Beyond the major stores the area does not have the look and feel of a world class district. It is unlikely that visitors to the major stores will spend significant time in the surrounding areas. This is damaging to the long-term viability of the area and, if not addressed, the International Centre may find its attractiveness to visitors and investors falling behind its national and international competitors.

Evolving Consumer Trends

Nationally and globally retailing is facing structural changes, with evolving consumer trends, the growth of internet shopping and the rise of new international shopping destinations, all of which impact on the performance of Knightsbridge and the Brompton Road as an International Centre. Consumers no longer see shopping as a monoculture activity. To compete with alternative locations and internet shopping, traditional retail districts have constantly to offer a wider and better experience to encourage consumers to visit, stay longer and return more often.

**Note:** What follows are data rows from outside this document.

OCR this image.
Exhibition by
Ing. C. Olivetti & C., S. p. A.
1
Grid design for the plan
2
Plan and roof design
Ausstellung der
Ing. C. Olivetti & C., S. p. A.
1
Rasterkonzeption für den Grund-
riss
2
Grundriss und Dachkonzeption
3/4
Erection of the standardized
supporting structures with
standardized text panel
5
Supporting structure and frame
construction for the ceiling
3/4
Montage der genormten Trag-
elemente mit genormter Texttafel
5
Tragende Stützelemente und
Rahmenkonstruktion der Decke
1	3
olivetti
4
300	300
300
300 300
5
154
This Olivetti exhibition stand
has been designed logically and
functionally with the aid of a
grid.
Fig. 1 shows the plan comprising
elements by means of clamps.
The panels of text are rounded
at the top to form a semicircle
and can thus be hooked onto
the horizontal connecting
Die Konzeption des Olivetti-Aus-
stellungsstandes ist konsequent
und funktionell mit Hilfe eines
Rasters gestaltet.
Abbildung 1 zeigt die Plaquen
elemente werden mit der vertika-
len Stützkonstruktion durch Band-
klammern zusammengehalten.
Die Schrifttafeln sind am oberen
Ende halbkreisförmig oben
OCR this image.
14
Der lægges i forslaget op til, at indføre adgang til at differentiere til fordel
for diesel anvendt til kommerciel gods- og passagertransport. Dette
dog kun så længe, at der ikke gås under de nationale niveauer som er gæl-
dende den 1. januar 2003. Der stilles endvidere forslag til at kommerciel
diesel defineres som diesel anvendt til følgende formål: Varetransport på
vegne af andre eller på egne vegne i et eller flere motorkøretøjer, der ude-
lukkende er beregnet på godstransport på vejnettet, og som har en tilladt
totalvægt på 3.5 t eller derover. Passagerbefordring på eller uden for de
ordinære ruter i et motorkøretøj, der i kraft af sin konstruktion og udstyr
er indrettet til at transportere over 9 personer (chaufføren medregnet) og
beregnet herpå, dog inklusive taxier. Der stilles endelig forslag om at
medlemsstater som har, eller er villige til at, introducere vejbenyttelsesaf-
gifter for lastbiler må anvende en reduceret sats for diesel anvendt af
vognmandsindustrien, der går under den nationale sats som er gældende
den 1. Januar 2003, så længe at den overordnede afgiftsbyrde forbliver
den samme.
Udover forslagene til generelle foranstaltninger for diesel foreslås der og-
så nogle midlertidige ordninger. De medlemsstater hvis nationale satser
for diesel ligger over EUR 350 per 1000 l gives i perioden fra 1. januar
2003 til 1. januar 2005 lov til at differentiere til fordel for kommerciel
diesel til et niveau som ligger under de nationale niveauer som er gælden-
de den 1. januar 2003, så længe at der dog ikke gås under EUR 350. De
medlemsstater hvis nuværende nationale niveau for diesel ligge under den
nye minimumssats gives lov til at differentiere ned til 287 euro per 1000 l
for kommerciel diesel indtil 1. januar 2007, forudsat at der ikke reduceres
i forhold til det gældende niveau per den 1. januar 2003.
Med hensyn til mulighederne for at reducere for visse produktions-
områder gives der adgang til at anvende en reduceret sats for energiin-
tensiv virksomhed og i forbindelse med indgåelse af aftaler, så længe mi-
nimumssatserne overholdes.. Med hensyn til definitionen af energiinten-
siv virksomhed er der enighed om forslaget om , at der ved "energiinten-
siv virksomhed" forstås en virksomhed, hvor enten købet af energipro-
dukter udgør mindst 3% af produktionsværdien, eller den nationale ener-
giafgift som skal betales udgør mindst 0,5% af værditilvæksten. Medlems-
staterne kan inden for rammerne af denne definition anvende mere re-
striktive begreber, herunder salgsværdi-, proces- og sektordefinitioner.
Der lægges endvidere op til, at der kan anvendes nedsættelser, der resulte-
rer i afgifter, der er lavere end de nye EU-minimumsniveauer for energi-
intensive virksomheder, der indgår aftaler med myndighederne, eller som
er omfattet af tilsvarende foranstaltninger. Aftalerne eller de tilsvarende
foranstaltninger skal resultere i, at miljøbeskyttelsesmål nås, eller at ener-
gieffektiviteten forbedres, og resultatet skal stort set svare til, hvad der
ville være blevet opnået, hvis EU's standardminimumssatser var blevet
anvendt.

Globally, traditional competitor districts are investing heavily in public realm and infrastructure improvements. Paris, for example, is currently investing €500 million in enhancing the Champs Elysees. In addition, new competitors are now appearing, particularly in the Middle East and the Far East. The huge investment being made in shopping malls, such as Dubai, and the establishment of a presence by world leading museums, such as the Louvre and the Hermitage, to create a wider experience shows how some Middle Eastern countries are developing international retail as an alternative to their declining oil economies.

Customer Expectation

More locally the opening of the Elizabeth Line stations in the West End in 2022, together with associated multi-million pound traffic reduction and public realm improvements schemes, will set a higher level of customer expectation to which the Brompton Road and Knightsbridge International Centre must respond if it is to continue to attract domestic and international visitors and investment.

With COVID-19 potentially changing the way people want to work, the office element of the area is clearly a key part of the district’s transformation. An office sector that appeals to businesses attracted to an international Centre provides economic activity and vitality that complements and supports the visitor economy. If the district fails to support the aspirations and demands of its target office market it will lose out to competitor locations.

In short, at a time when Knightsbridge and the Brompton Road cannot afford to stand still, the current lack of a coordinated vision and plan for the district risks its continued deterioration to the detriment of its property owners, businesses and residents.